The November Edition of Trellix’s Cyber Threat Intelligence Briefing for South Africa has shown a dip from around 2,6-million total files detected in August, to 2,4-million in September, before shooting back up, past the 2,7-million mark, in October.
This top line data measured all files, including malicious and innocuous files, with public utilities, education institutions and financial services organisations recording the highest incidences.
On closer inspection, the volume of malicious threat campaigns saw a spike, from just over 5 000 files to over 20 000 in September and back down to over 10 000 in October. By far, the highest detected threat was of the MyKings Botnet Clipboard Stealer.
“With South African investors entering the cryptocurrency market at a faster pace than ever, we are becoming a more attractive target for global cybercriminals as crypto has become their biggest target,” says Carlo Bolzonello, country manager at Trellix South Africa. “Alarmingly, the MyKings malware is aggressively used to install itself on machines to download crypto wallets and addresses, allowing hacking groups to clear out users’ crypto wallets.”
Other common threats over the period include:
• An offspring of the Vega Stealer, the Zeppelin (Buran) ransomware group, which originated out of the United States and has proliferated globally, predominantly targeting the financial services and communications sectors.
• Vice Society ransomware group is predominantly known for exploiting system vulnerabilities, especially where organisations may be slow to institute patches for prior threats.
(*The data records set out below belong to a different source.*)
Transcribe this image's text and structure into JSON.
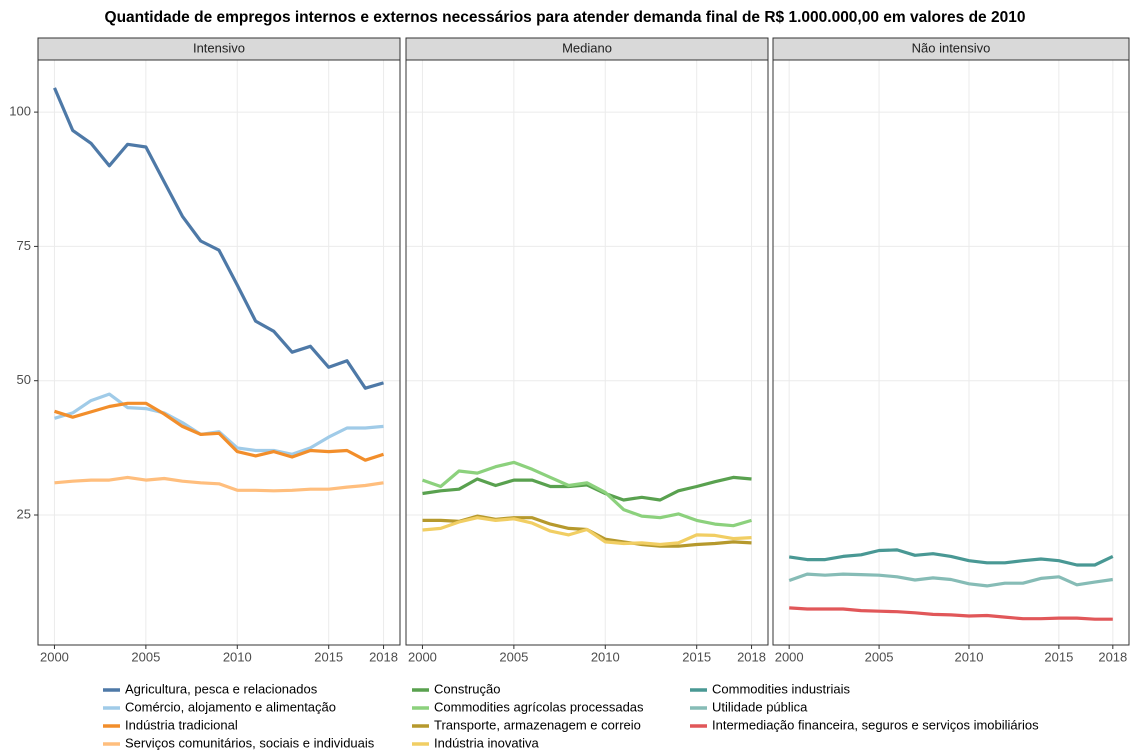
{
  "chart_data": {
    "type": "line",
    "title": "Quantidade de empregos internos e externos necessários para atender demanda final de R$ 1.000.000,00 em valores de 2010",
    "x": [
      2000,
      2001,
      2002,
      2003,
      2004,
      2005,
      2006,
      2007,
      2008,
      2009,
      2010,
      2011,
      2012,
      2013,
      2014,
      2015,
      2016,
      2017,
      2018
    ],
    "xlim": [
      1999.1,
      2018.9
    ],
    "xticks": [
      2000,
      2005,
      2010,
      2015,
      2018
    ],
    "ylim": [
      0.8,
      109.7
    ],
    "yticks": [
      25,
      50,
      75,
      100
    ],
    "grid": true,
    "legend": "bottom",
    "facets": [
      {
        "name": "Intensivo",
        "series": [
          {
            "name": "Agricultura, pesca e relacionados",
            "color": "#4e79a7",
            "values": [
              104.5,
              96.6,
              94.2,
              90,
              94,
              93.5,
              87,
              80.6,
              76,
              74.3,
              67.8,
              61.1,
              59.2,
              55.3,
              56.4,
              52.5,
              53.7,
              48.6,
              49.6
            ]
          },
          {
            "name": "Comércio, alojamento e alimentação",
            "color": "#a0cbe8",
            "values": [
              43,
              44,
              46.3,
              47.5,
              45,
              44.8,
              44,
              42.2,
              40,
              40.5,
              37.5,
              37,
              37,
              36.3,
              37.5,
              39.5,
              41.2,
              41.2,
              41.5
            ]
          },
          {
            "name": "Indústria tradicional",
            "color": "#f28e2b",
            "values": [
              44.3,
              43.2,
              44.2,
              45.2,
              45.8,
              45.8,
              43.8,
              41.5,
              40,
              40.2,
              36.8,
              36,
              36.8,
              35.8,
              37,
              36.8,
              37,
              35.2,
              36.3
            ]
          },
          {
            "name": "Serviços comunitários, sociais e individuais",
            "color": "#ffbe7d",
            "values": [
              31,
              31.3,
              31.5,
              31.5,
              32,
              31.5,
              31.8,
              31.3,
              31,
              30.8,
              29.6,
              29.6,
              29.5,
              29.6,
              29.8,
              29.8,
              30.2,
              30.5,
              31
            ]
          }
        ]
      },
      {
        "name": "Mediano",
        "series": [
          {
            "name": "Construção",
            "color": "#59a14f",
            "values": [
              29,
              29.5,
              29.8,
              31.7,
              30.5,
              31.5,
              31.5,
              30.3,
              30.3,
              30.6,
              29,
              27.8,
              28.3,
              27.8,
              29.5,
              30.3,
              31.2,
              32,
              31.7
            ]
          },
          {
            "name": "Commodities agrícolas processadas",
            "color": "#8cd17d",
            "values": [
              31.5,
              30.3,
              33.2,
              32.8,
              34,
              34.8,
              33.5,
              32,
              30.5,
              31,
              29.2,
              26,
              24.8,
              24.5,
              25.2,
              24,
              23.3,
              23,
              24
            ]
          },
          {
            "name": "Transporte, armazenagem e correio",
            "color": "#b6992d",
            "values": [
              24,
              24,
              23.8,
              24.8,
              24.2,
              24.5,
              24.5,
              23.3,
              22.5,
              22.3,
              20.5,
              20,
              19.5,
              19.2,
              19.2,
              19.5,
              19.7,
              20,
              19.8
            ]
          },
          {
            "name": "Indústria inovativa",
            "color": "#f1ce63",
            "values": [
              22.2,
              22.5,
              23.7,
              24.5,
              24,
              24.3,
              23.5,
              22,
              21.3,
              22.3,
              20,
              19.7,
              19.8,
              19.5,
              19.8,
              21.3,
              21.2,
              20.6,
              20.8
            ]
          }
        ]
      },
      {
        "name": "Não intensivo",
        "series": [
          {
            "name": "Commodities industriais",
            "color": "#499894",
            "values": [
              17.2,
              16.7,
              16.7,
              17.3,
              17.6,
              18.4,
              18.5,
              17.5,
              17.8,
              17.3,
              16.5,
              16.1,
              16.1,
              16.5,
              16.8,
              16.5,
              15.7,
              15.7,
              17.3
            ]
          },
          {
            "name": "Utilidade pública",
            "color": "#86bcb6",
            "values": [
              12.8,
              14,
              13.8,
              14,
              13.9,
              13.8,
              13.5,
              12.9,
              13.3,
              13,
              12.2,
              11.8,
              12.3,
              12.3,
              13.2,
              13.5,
              12,
              12.5,
              13
            ]
          },
          {
            "name": "Intermediação financeira, seguros e serviços imobiliários",
            "color": "#e15759",
            "values": [
              7.7,
              7.5,
              7.5,
              7.5,
              7.2,
              7.1,
              7,
              6.8,
              6.5,
              6.4,
              6.2,
              6.3,
              6,
              5.7,
              5.7,
              5.8,
              5.8,
              5.6,
              5.6
            ]
          }
        ]
      }
    ]
  }
}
Threat actors will typically leverage access brokers, who sell the relevant tool on the dark web.
• Crackonosh Malware, which is distributed in cracked software, as well as the Telerik UI Exploitation, which leads to malware infection by exploiting the ASP.net patch last updated in 2019.
Long-term trends
Two of the leading threat actors that have emerged in the South African landscape since the beginning of 2022 are the MuddyWaters Group and UNC1945, which target the banking, finance outsourcing, and hosting services, as well as utilities.
Using similar techniques and some of the same tools (like Ligolo and impacket), these infiltrate environments to steal credentials. MuddyWaters might also go further, leaving ransomware in environments, while selling credentials on to third-parties, once acquired.
“South Africa has seen a growing emergence of threat actors, using tools like CrackMapExec and BadPotato, which are quite openly available and conduct surreptitious vulnerability assessments of systems to access privileges,” Bolzonello says. “Other Threat Actors, like APT28 will go after cloud accounts and infrastructure, moving laterally on systems with minimal detection.
“Staying abreast of some of these evolving threats will require a comprehensive strategy for cloud-hosted and on-premise threat detection using live data from security operations centres (SOC),” he adds.